I have in mind all the BIM software of Autodesk and use accurender for Revit for presentations. Our main client is asking us to shift to Revit or any other BIM program. I am still interested in doing some work for other clients with Autocad. But the little volume of work in Spain is pushing us to change.

Windows 7 64bits should be the base.

There are probably better places to ask this question-- there are a few Revit forums for example.  I don't think the answer will be much different than if you were running AutoCAD, though.
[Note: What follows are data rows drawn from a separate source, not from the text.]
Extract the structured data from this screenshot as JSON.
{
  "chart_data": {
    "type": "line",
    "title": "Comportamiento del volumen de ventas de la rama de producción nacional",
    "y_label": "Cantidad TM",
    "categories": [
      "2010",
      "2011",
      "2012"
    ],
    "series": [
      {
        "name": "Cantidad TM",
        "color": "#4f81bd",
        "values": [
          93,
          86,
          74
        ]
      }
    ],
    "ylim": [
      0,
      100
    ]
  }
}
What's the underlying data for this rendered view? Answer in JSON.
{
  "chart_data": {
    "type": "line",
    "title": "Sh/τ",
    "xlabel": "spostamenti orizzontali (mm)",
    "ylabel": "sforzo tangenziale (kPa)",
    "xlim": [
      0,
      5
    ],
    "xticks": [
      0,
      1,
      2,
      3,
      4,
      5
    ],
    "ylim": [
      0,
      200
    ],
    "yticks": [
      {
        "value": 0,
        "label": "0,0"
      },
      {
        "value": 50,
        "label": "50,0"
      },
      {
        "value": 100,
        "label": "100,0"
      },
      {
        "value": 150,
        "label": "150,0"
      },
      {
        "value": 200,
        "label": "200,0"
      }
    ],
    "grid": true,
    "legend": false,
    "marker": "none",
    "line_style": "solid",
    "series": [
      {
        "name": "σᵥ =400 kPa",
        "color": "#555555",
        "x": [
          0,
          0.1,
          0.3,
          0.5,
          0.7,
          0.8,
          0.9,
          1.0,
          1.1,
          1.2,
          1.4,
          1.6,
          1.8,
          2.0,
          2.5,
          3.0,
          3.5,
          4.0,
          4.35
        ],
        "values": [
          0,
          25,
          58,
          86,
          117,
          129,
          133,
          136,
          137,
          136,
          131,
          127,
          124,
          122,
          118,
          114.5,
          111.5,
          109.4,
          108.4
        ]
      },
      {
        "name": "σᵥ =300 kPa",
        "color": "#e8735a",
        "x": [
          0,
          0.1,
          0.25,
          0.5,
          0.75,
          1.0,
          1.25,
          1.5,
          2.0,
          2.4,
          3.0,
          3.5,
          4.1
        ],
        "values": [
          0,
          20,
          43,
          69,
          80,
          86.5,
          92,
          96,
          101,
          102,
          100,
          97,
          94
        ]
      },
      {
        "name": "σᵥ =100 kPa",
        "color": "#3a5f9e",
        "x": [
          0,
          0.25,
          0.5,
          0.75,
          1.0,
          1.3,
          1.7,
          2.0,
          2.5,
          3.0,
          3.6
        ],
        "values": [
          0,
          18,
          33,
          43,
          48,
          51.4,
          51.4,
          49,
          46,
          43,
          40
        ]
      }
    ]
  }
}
What software is refusing to install due to graphics card issues?


Yes Roy you are right.

I found some specifications in Autodesk web site for Revit and their major aplications. My problem is with software designed for Cuda technology . I belive that Accurender has nothing to do with this kind of issues. Sufficient ram and good processor are the major criteria. Is a dual processor configuration useful? I suppose that the new quadro 4000 card could be the value for money, it has sufficient power for moving models with high number of polygons. My graphic card is a quadro fx 1500. I have problems with real time zooming and using my space pilot 3d mouse when I manage models. I have seen the Accustudio benchmarks and the configurations there are not up to date. If I find something useful I will share it with you. I think I will do it in reverse. I will look for good hardware for windows 7 64 bits first.

For Cuda stuff you'll likely want a mid to high-end nVidia card.  Hardware recommendations for nXt have been discussed pretty extensively, but the upshot is a good index is # of cores x clock speed.  My guess is that the # of cores doesn't matter much either for Revit or Cuda apps-- although Revit's internal rendering engine may use multiple cores.

Remember that it's very difficult to invest in the "future" when you're talking about new stuff, such as GPUs.  You can only invest in the present.  The technology is changing rapidly, so likely whatever you purchase will be obsolete pretty soon.